Gap scaling at Berezinskii-Kosterlitz-Thouless quantum critical points in one-dimensional Hubbard and Heisenberg models

TL;DR

This paper demonstrates that gap-scaling analysis, including logarithmic corrections, can accurately locate Berezinskii-Kosterlitz-Thouless (BKT) critical points in various quantum models, overcoming challenges of traditional methods.

Contribution

It introduces a generic gap-scaling approach with logarithmic corrections for precise BKT transition detection in spin and fermionic models.

Findings

Effective in non-integrable spin-$3/2$ XXZ model with finite-size effects

Consistent results for BKT transition in extended Hubbard model

First estimates of BKT line in anisotropic extended Hubbard model

Abstract

We discuss how to locate critical points in the Berezinskii-Kosterlitz-Thouless (BKT) universality class by means of gap-scaling analyses. While accurately determining such points using gap extrapolation procedures is usually challenging and inaccurate due to the exponentially small value of the gap in the vicinity of the critical point, we show that a generic gap-scaling analysis, including the effects of logarithmic corrections, provides very accurate estimates of BKT transition points in a variety of spin and fermionic models.

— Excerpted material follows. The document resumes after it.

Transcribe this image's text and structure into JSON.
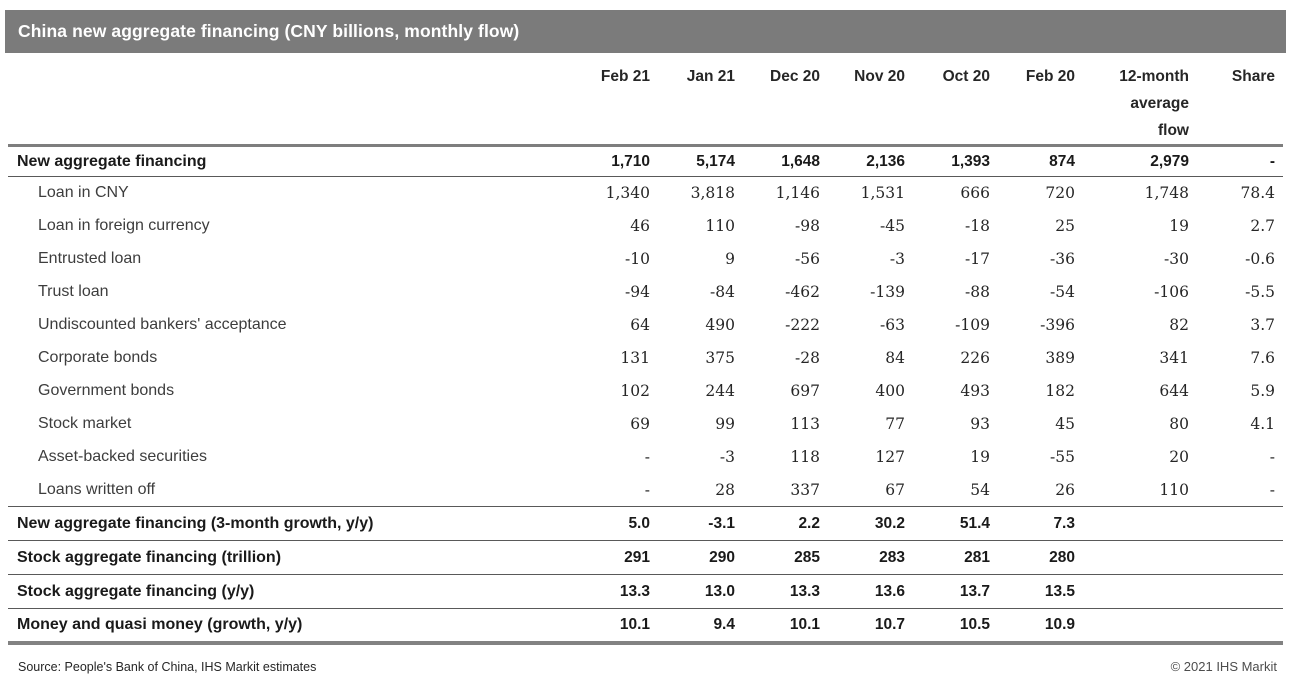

As a first example, we show how the scaling procedure, combined with density-matrix-renormalization-group simulations, performs extremely well in a non-integrable spin-$3/2$ XXZ model, which is known to exhibit strong finite-size effects. We then analyze the extended Hubbard model, whose BKT transition has been debated, finding results that are consistent with previous studies based on the scaling of the Luttinger-liquid parameter. Finally, we investigate an anisotropic extended Hubbard model, for which we present the first estimates of the BKT transition line based on large-scale density-matrix-renormalization-group simulations. Our work demonstrates how gap-scaling analyses can help to locate accurately and efficiently BKT critical points, without relying on model-dependent scaling assumptions.